MicroScan Pos Combo Panel Type 34, Part No. B1017-214 MicroScan Pos (Positive) panels are designed for use in determining antimicrobial agent susceptibility and/or identification to the species level of rapidly growing aerobic and facultative gram-positive cocci, some fastidious aerobic gram-positive cocci and Listeria monocytogenes.

Recall Insight

This FDA Devices action (record #Z-0560-2016) was formally reported on January 6, 2016, with the manufacturer initiating the action on December 1, 2015. It is classified under Moderate severity (Class II), with a current status of Terminated. Beckman Coulter Inc. is listed as the recalling firm, operating out of Brea, CA. Federal records list the affected scope as 1,324 units total (1,215 units in US).
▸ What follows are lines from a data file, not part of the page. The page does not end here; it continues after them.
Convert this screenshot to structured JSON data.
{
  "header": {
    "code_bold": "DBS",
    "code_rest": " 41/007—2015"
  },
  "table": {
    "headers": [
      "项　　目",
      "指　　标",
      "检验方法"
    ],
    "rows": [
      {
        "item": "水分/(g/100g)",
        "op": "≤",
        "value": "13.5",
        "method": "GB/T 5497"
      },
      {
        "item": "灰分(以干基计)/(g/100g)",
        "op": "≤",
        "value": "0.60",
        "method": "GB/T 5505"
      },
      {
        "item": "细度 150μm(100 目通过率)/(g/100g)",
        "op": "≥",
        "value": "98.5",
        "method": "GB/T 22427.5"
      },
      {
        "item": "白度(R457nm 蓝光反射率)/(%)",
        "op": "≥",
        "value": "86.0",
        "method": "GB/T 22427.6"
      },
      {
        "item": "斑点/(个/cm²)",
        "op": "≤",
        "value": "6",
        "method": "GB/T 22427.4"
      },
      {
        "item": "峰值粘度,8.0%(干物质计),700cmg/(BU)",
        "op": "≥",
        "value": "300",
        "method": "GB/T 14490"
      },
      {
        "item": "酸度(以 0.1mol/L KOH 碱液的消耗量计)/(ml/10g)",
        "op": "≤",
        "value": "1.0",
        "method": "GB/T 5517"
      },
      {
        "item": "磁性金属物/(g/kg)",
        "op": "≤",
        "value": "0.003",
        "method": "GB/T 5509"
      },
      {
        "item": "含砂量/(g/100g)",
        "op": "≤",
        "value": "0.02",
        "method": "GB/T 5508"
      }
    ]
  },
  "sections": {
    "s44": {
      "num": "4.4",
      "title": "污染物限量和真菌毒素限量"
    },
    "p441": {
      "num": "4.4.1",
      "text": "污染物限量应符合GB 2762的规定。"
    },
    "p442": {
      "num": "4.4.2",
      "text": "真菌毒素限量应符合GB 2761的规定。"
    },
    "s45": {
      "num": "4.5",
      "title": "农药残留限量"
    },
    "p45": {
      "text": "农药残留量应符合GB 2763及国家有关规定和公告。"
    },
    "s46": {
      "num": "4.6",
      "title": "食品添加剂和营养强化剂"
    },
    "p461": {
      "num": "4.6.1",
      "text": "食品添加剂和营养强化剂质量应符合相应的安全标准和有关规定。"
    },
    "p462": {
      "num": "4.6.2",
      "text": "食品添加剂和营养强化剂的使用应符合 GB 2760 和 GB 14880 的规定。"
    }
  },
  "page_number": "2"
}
The documented reason for this recall is: Beckman Coulter has confirmed falsely negative results for Voges-Proskauer (VP) (pale-pink/brown/colorless) with Quality Control (QC) American Type Culture Collection (ATCC) organism Staphylococcus aureus ATCC 29213 in … Distribution data in the federal record shows the product reached: Worldwide Distribution - USA (nationwide) Distribution and to the countries of : Austria, Belgium, Brazil, Canada, Germany, Italy, Japan, Kazakhstan, Kuwait, Mexico, Myanmar, Netherlands, Norway, Panama, Poland, Portug…. Distribution scope directly affects the consumer exposure window and determines whether a recall remains regional or escalates into a nationwide advisory.

Within the same product category the archive holds 6 closely related recalls, 6 from FDA Devices — clustering in a narrow category often points to a systemic quality-control or supplier issue rather than a one-off defect. Always verify the recall number against the official agency record before acting.